I've been promising to write about this for awhile, but honestly, I have struggled with the words. I haven't written a great deal about our adoption, but most of you have probably figured out by now that we have an open relationship with Jackson's birthparents. For us, openness means that we have shared all identifying information. We know their last names, they know ours. Same with addresses, phone numbers, family history, etc. There aren't secrets, we don't withhold information. This works for us, and we do it because we hope it is what is best for Jackson.

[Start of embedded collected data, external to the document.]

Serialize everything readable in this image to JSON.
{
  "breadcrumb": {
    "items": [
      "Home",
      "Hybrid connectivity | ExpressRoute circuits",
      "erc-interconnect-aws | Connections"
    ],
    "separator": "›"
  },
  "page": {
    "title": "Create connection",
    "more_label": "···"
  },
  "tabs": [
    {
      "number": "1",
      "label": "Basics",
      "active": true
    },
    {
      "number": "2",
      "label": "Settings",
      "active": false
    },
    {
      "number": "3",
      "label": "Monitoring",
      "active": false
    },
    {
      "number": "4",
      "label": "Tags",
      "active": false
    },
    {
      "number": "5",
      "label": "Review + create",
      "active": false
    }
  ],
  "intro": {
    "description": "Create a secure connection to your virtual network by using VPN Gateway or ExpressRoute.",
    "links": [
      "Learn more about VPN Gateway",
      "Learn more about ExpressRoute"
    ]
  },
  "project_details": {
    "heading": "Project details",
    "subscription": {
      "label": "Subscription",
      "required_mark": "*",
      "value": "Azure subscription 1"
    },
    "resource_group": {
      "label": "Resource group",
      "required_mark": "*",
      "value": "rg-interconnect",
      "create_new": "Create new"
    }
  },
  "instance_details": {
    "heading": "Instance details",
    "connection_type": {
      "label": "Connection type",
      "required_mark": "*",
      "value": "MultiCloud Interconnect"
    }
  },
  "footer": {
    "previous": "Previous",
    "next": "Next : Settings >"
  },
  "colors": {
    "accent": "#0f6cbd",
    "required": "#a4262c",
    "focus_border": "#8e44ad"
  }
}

That said, the idea of a fully open adoption was very scary to Jason at first, and to Jackson's birthfather, A. Both of them say they didn't want this kind of relationship when they first considered adoption. However, when A and T (bmom) read our profile, and when Jason learned more about A and T, both of them became much more comfortable and open to the idea. We all felt connected to each other. And I think we still do. It started with letters between me and T, and then a phone call between us and A (when we told him we were pregnant), and then a meeting with all four of us and our social worker. After that, Jackson was born, and we have brought him to visit them twice since then. Honestly, we would probably have brought him more often if the situation didn't mean we had to travel 4 hours one way and visit in a prison environment.
The meetings hold a lot of emotions for all of us. Being this open is by no means easy. We see the pain on T's face as we walk away and she ducks into the bathroom to no doubt cry alone, and we feel the pain A is experiencing when he can't even show up for a visit. I read in T's letters about her last moments with Jackson and my heart literally breaks...but not just for her. For Jackson, too.
And that is why we continue to navigate this unique relationship...Jackson. He lost something huge the day our social worker picked him up from the hospital. He experienced an incredible loss much earlier in his life than any of us deserves. I can't change that. I will never be able to fill that hole completely for him. What I can do is give him the opportunity to know his first mom and his first dad, to hear from their mouths how much they love him. I can tell him all day long, but he needs to hear it from them. He needs to hear that he is, and always has been, perfect in their eyes. That he did nothing wrong for them to choose adoption for him. He needs to see how his cheeks come from A and his eyes from T. While we love him more than life itself, he will never be able to see himself in our faces. And while we know how much his birthparents love him, it will mean so much more to him to hear it from them. One day, he will choose what kind of relationship he wants with them. Until then, all we can do is give him opportunity. All four of us have talked about this, and we all agree he will have all the control when he is old enough. Our gift to him now is to keep that door open, so he can walk through it, or not, when he is ready.
There have been hard moments. I have watched T hold and cuddle Jackson, and I have felt jealousy over the natural bond they will always have. I have stood by while T's "friend" called T Jackson's mom right in front of me. My heart skipped a beat. I wanted to grab him from T and run the other way. As the weeks have passed since then, I have been reminded that I am not and never will be Jackson's only mom. He has a birthmom. I am his mom now. And what an honor that is. But I am denying him a huge part of who he is if I don't also acknowledge that I wasn't his first mom. He had an intense and biological connection to T for those 9 months she carried him so lovingly in her womb, and as his mom now, I feel it is my job to honor that connection. I know this is a hard concept for some. It's hard for me. But, I believe it is my son's reality. And because it is his reality, it has to be our family's reality, no matter how hard it may be for all of us.
Now that this is written, I feel like the words aren't enough. This whole situation is so difficult to put into words. How do you describe the intense love you have for your child and his birthparents? The pain you feel in your heart knowing you will never fill the entire mom role for your child? The grief that takes over your entire body when you imagine the last moments your son had with his first mom, his first goodbye at only 2 days old? The joy you feel in knowing you were chosen to be this child's mom by such special people? Like I said, there are no words.